アグリ山アは、先祖代々から続く農家ではない。
初代・山ア七郎氏が戦後、丈高い葦だらけの沼地だった勘助新田で
こつこつと開墾に努め、水田を切り拓いてきた。
以来、おいしい米づくり一筋に励んできた。
 単身で大陸にわたり広大な満州で大陸農業に従事した山ア七郎さんが、命からがら帰国したのは昭和二十一年のことだった。満州開拓で実現できなかった稲作を郷里で実現させたいと、故郷・水海道に近い岩井(現・坂東市)の勘助新田に入植した。丈高い葦だらけの沼地での開拓は人力だけが頼り。苦難の開拓だった。鍬を手に夫婦でこつこつと開墾に努め、飯沼川沿いの湿地を水田に替え、二町歩近くに水田を拡大していった。
 後継者として父・七郎さんと共に稲作に取り組んだ二代目の正志さんは、大規模化による合理的農業経営を模索する一方で、化学肥料や農薬づけの水稲耕作に疑問を覚え、環境配慮型の有機農法に乗り出していく。昭和五六年、アメリカ米作農業視察へ参加し、生産から販売まで一貫して農業者が当る方式に水稲耕作の未来を描く。帰国後、農業法人「アグリ山ア」を設立。本格的な大規模耕作に乗り出していく。

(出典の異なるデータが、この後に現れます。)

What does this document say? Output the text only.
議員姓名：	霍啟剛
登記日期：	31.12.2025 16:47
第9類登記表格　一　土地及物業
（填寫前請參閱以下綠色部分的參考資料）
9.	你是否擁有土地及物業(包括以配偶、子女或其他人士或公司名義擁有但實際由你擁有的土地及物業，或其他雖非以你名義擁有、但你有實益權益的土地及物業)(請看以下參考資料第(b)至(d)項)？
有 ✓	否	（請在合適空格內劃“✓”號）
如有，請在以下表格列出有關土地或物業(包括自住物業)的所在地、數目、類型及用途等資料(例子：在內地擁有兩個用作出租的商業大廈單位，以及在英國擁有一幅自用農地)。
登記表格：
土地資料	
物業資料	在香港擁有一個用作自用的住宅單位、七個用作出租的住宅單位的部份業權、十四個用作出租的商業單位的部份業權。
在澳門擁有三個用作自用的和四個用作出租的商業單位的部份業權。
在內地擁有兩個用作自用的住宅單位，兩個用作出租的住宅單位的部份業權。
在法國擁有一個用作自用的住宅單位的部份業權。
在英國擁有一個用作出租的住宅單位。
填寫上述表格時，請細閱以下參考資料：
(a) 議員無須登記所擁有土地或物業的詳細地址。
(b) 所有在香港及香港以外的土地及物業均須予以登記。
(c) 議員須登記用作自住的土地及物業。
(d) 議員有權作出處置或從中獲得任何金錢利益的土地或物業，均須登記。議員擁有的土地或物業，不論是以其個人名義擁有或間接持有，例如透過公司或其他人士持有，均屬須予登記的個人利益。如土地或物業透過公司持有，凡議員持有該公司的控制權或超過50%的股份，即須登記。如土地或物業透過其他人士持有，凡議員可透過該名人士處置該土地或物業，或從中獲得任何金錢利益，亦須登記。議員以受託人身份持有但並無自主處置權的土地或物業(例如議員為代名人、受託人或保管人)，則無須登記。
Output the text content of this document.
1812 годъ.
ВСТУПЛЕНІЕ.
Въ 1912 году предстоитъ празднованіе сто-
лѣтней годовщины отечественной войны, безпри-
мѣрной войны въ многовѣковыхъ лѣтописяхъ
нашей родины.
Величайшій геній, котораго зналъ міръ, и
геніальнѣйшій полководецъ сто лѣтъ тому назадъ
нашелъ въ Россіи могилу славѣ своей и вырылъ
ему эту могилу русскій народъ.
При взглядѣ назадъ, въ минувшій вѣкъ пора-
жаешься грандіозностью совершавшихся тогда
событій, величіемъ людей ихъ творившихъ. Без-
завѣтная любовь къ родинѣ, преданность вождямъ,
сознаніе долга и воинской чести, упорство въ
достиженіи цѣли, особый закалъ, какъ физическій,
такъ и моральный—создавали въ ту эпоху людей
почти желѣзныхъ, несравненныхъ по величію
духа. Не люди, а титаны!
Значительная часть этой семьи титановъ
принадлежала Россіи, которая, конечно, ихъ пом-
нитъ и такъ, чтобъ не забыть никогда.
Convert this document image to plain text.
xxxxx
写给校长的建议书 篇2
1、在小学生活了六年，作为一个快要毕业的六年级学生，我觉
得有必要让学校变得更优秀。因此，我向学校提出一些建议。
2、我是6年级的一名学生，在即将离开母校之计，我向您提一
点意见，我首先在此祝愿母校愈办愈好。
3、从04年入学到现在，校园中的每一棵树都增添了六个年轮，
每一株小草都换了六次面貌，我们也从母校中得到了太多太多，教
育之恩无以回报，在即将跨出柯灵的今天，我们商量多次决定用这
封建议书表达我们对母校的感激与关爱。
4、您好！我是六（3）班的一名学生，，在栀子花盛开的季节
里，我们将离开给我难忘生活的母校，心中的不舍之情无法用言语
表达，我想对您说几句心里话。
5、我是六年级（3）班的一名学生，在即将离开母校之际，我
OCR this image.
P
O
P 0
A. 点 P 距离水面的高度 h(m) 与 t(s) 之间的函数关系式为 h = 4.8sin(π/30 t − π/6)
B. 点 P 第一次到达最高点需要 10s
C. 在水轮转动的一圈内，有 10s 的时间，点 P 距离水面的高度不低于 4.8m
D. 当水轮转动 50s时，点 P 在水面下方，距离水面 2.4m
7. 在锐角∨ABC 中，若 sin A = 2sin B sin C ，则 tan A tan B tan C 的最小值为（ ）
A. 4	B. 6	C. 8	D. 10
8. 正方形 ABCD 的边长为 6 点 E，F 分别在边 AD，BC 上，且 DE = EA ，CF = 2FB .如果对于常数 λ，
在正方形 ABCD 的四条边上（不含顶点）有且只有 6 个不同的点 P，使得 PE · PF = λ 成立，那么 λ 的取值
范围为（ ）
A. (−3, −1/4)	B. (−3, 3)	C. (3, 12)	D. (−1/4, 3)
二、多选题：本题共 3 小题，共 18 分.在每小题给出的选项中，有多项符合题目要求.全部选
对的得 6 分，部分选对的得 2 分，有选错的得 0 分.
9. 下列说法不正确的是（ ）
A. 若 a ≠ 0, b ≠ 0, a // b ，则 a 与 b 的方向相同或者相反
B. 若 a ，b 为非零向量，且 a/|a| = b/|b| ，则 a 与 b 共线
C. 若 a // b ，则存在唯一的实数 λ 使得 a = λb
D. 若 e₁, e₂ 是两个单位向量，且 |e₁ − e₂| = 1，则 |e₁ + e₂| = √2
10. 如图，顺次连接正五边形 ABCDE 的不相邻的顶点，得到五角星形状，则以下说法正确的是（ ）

 平成十二年には正志さんの長女・美穂さんが農業経営に参加。オーガニック検査員、米穀検査員の資格を有する三代目を配して、アグリ山アは「生産」「集荷」「検査」「販売」「保存」の一貫体制を確立する。
 「おいしい米づくりと共に、安全、安心を約束することこそ使命」と考え、アグリ山アは有機栽培を基本としながら、半世紀あまり米づくり一筋に取り組んできた。現在、営農規模約五七ヘクタール。コメの生産出荷量が年二四〇トン。有機米のコシヒカリは、地元の歴史に縁の深い平将門にちなみ、「将門ひかり舞」として自社ブランドとなっている。特別栽培米の「美穂郷の米」や、農林水産大臣賞を受賞した「農家のミルキークィーン」など人気商品がずらり。老舗酒蔵の信頼を得て、酒造米も手がける。
 生産から販売までの分野でそれぞれが責任を担い、品質にばらつきのない、安全で安定した食味を維持している。グローバル化する時代に合わせ、筑波山麓からおいしい米を世界に届けようと、現在、ニューヨークにある老舗食料品店「KATAGIRI」に自社の米を卸す。世界に向けた挑戦は、これからである。